For as Wipo reminds us, we are reconciled with our God through the dying and rising of Jesus. He went to the pain of rescuing us from the turmoil and turbulence that shakes life in the now-normal course of our days in a world in revolt against its Maker. He sends His Holy Spirit to lift our heavy hearts on the breeze that flows through the empty tomb and into our lives. He gives us new breath as the reborn children of God, and He administers the oxygen of His Word of forgiveness and the promise of His presence when the daily grind seems to choke us and squeeze us.
His resurrection has reset our clocks for eternity. Therefore, even though we often feel as though “we are running out of time,” the resurrection has changed our sense of identity in the context of all the challenges we face today. Christ has also changed our feeling that we are running out of time because His resurrection has opened up the eternal perspective on our lives. As a result, we know that, in the short-term, we are likely to suffer, whether it be from boredom, from the loss of someone close to us, from temptation to return to old sins, or from fear of death, but we understand our suffering within the frame of life set by Christ’s resurrection. We know, for today and tomorrow, things will not go better for us necessarily because He rose. Nonetheless, we know we are better, the very best in the eyes of our heavenly Father, in the midst of a world of misery and blessing, because Jesus rose to restore our righteousness, as Paul said in Romans 4:25 and 6:4. Knowing who we are, helps us perceive the significance of the troubles of the day in the light of the new life which will never end.
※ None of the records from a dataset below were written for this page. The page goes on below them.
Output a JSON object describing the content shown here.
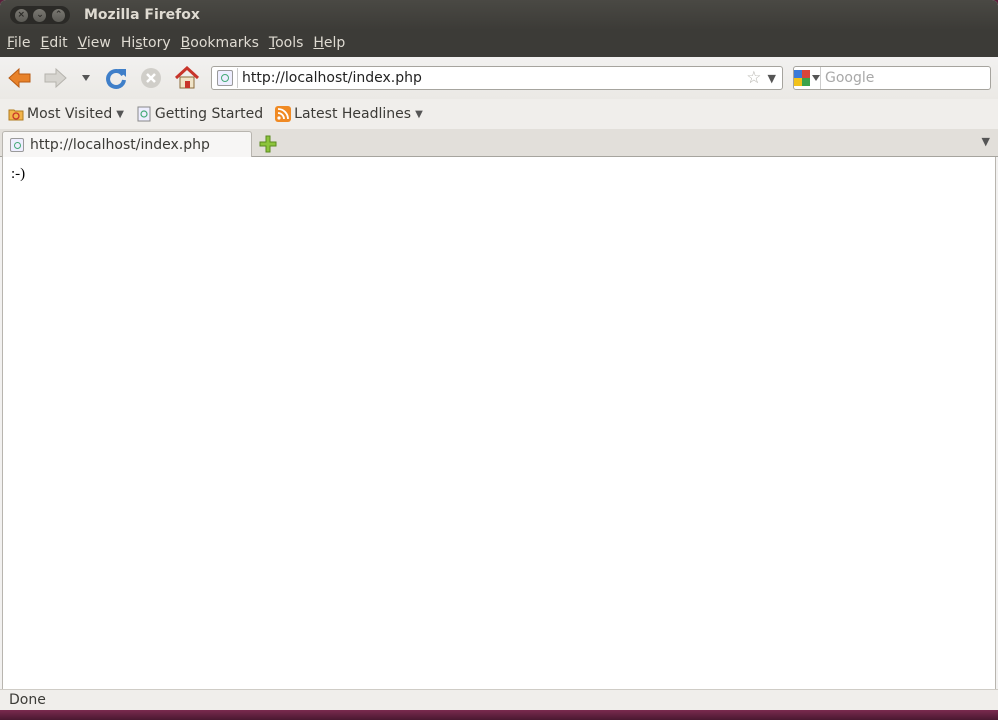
{
  "window": {
    "title": "Mozilla Firefox"
  },
  "menu": [
    {
      "pre": "",
      "u": "F",
      "post": "ile"
    },
    {
      "pre": "",
      "u": "E",
      "post": "dit"
    },
    {
      "pre": "",
      "u": "V",
      "post": "iew"
    },
    {
      "pre": "Hi",
      "u": "s",
      "post": "tory"
    },
    {
      "pre": "",
      "u": "B",
      "post": "ookmarks"
    },
    {
      "pre": "",
      "u": "T",
      "post": "ools"
    },
    {
      "pre": "",
      "u": "H",
      "post": "elp"
    }
  ],
  "navbar": {
    "url": "http://localhost/index.php",
    "search_placeholder": "Google"
  },
  "bookmarks": {
    "most_visited": "Most Visited",
    "getting_started": "Getting Started",
    "latest_headlines": "Latest Headlines"
  },
  "tabs": [
    {
      "label": "http://localhost/index.php"
    }
  ],
  "page": {
    "text": ":-)"
  },
  "status": {
    "text": "Done"
  },
  "colors": {
    "titlebar": "#3c3b37",
    "back_arrow": "#e8822a",
    "reload": "#3f7fc9",
    "home": "#c8342a"
  },
  "icons": {
    "close": "close-icon",
    "minimize": "minimize-icon",
    "maximize": "maximize-icon",
    "back": "back-arrow-icon",
    "forward": "forward-arrow-icon",
    "reload": "reload-icon",
    "stop": "stop-icon",
    "home": "home-icon",
    "bookmark_star": "star-icon",
    "search": "magnifier-icon",
    "rss": "rss-icon",
    "new_tab": "plus-icon"
  }
}
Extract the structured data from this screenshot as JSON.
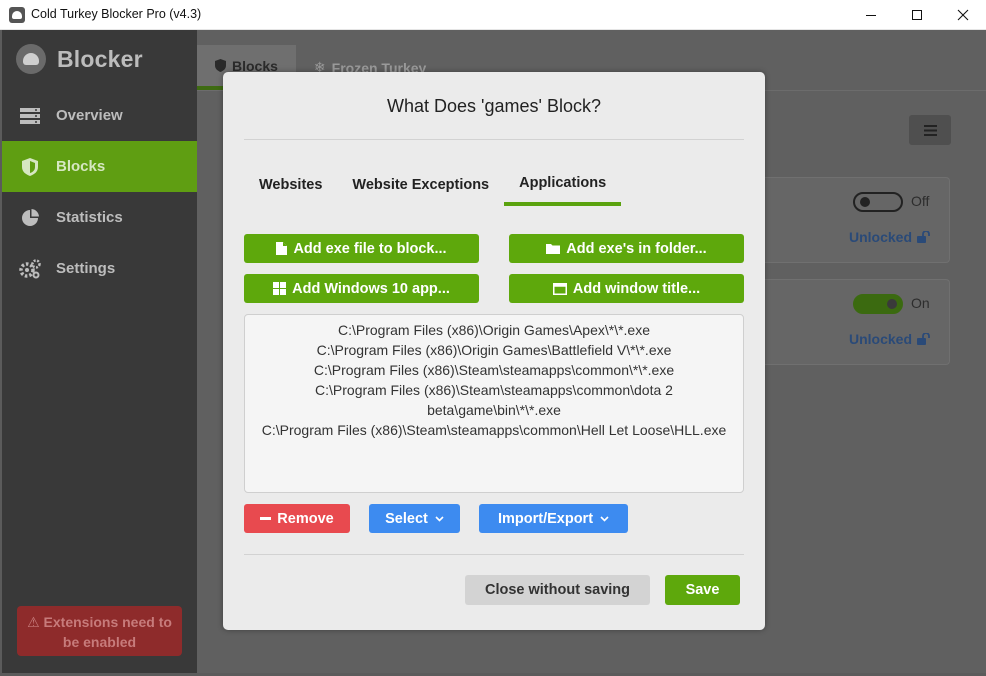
{
  "window": {
    "title": "Cold Turkey Blocker Pro (v4.3)"
  },
  "sidebar": {
    "brand": "Blocker",
    "items": [
      {
        "label": "Overview",
        "icon": "server-icon"
      },
      {
        "label": "Blocks",
        "icon": "shield-icon"
      },
      {
        "label": "Statistics",
        "icon": "pie-chart-icon"
      },
      {
        "label": "Settings",
        "icon": "gears-icon"
      }
    ],
    "active": "Blocks",
    "warning": "Extensions need to be enabled"
  },
  "main": {
    "tabs": [
      {
        "label": "Blocks",
        "icon": "shield-icon"
      },
      {
        "label": "Frozen Turkey",
        "icon": "snowflake-icon"
      }
    ],
    "cards": [
      {
        "toggle": "Off",
        "status": "Unlocked"
      },
      {
        "toggle": "On",
        "status": "Unlocked"
      }
    ]
  },
  "dialog": {
    "title": "What Does 'games' Block?",
    "tabs": [
      "Websites",
      "Website Exceptions",
      "Applications"
    ],
    "active_tab": "Applications",
    "buttons": {
      "add_exe": "Add exe file to block...",
      "add_folder": "Add exe's in folder...",
      "add_win10": "Add Windows 10 app...",
      "add_title": "Add window title..."
    },
    "list": [
      "C:\\Program Files (x86)\\Origin Games\\Apex\\*\\*.exe",
      "C:\\Program Files (x86)\\Origin Games\\Battlefield V\\*\\*.exe",
      "C:\\Program Files (x86)\\Steam\\steamapps\\common\\*\\*.exe",
      "C:\\Program Files (x86)\\Steam\\steamapps\\common\\dota 2",
      "beta\\game\\bin\\*\\*.exe",
      "C:\\Program Files (x86)\\Steam\\steamapps\\common\\Hell Let Loose\\HLL.exe"
    ],
    "remove": "Remove",
    "select": "Select",
    "import_export": "Import/Export",
    "close_without_saving": "Close without saving",
    "save": "Save"
  },
  "colors": {
    "green": "#5ea80c",
    "red": "#e84a4f",
    "blue": "#3d8bf0"
  }
}
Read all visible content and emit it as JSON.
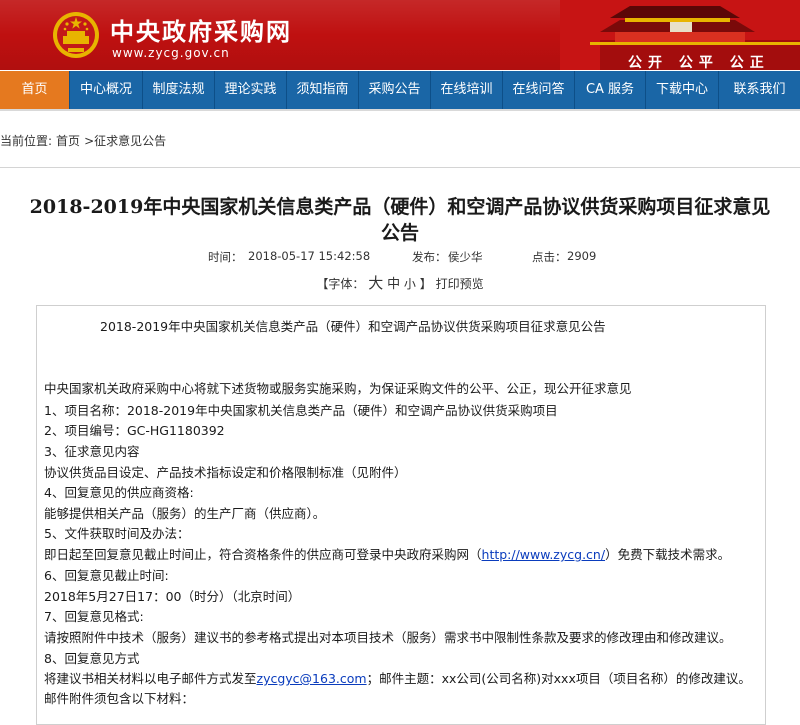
{
  "header": {
    "site_title": "中央政府采购网",
    "site_url": "www.zycg.gov.cn",
    "slogan": "公开 公平 公正"
  },
  "nav": {
    "items": [
      {
        "label": "首页",
        "active": true
      },
      {
        "label": "中心概况"
      },
      {
        "label": "制度法规"
      },
      {
        "label": "理论实践"
      },
      {
        "label": "须知指南"
      },
      {
        "label": "采购公告"
      },
      {
        "label": "在线培训"
      },
      {
        "label": "在线问答"
      },
      {
        "label": "CA 服务"
      },
      {
        "label": "下载中心"
      },
      {
        "label": "联系我们"
      }
    ]
  },
  "breadcrumb": {
    "prefix": "当前位置:",
    "home": "首页",
    "sep": ">",
    "current": "征求意见公告"
  },
  "article": {
    "title_line1": "2018-2019年中央国家机关信息类产品（硬件）和空调产品协议供货采购项目征求意见",
    "title_line2": "公告",
    "time_label": "时间：",
    "time_value": "2018-05-17 15:42:58",
    "publisher_label": "发布：",
    "publisher_value": "侯少华",
    "clicks_label": "点击：",
    "clicks_value": "2909",
    "font_label": "【字体：",
    "font_big": "大",
    "font_mid": "中",
    "font_small": "小",
    "font_close": "】",
    "print_label": "打印预览",
    "box_title": "2018-2019年中央国家机关信息类产品（硬件）和空调产品协议供货采购项目征求意见公告",
    "paragraphs": [
      "中央国家机关政府采购中心将就下述货物或服务实施采购，为保证采购文件的公平、公正，现公开征求意见",
      "1、项目名称：2018-2019年中央国家机关信息类产品（硬件）和空调产品协议供货采购项目",
      "2、项目编号：GC-HG1180392",
      "3、征求意见内容",
      "协议供货品目设定、产品技术指标设定和价格限制标准（见附件）",
      "4、回复意见的供应商资格:",
      "能够提供相关产品（服务）的生产厂商（供应商）。",
      "5、文件获取时间及办法：",
      "6、回复意见截止时间:",
      "2018年5月27日17：00（时分）（北京时间）",
      "7、回复意见格式:",
      "请按照附件中技术（服务）建议书的参考格式提出对本项目技术（服务）需求书中限制性条款及要求的修改理由和修改建议。",
      "8、回复意见方式",
      "邮件附件须包含以下材料："
    ],
    "download_pre": "即日起至回复意见截止时间止，符合资格条件的供应商可登录中央政府采购网（",
    "download_link": "http://www.zycg.cn/",
    "download_post": "）免费下载技术需求。",
    "email_pre": "将建议书相关材料以电子邮件方式发至",
    "email_link": "zycgyc@163.com",
    "email_post": "；邮件主题：xx公司(公司名称)对xxx项目（项目名称）的修改建议。"
  }
}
Therefore, precisely in the midst of the plagues and perils of this week, we can sing out the praise of “Alleluia!” adoring Father, Son, and Holy Spirit for this gift of new life which has come because Christ the Lord rose that day and rises each day to defeat our enemies and confirm our identities as children of God. The “alleluia” sustains itself and actively shapes the way in which we see ourselves and the world around us to say nothing of our Lord and God.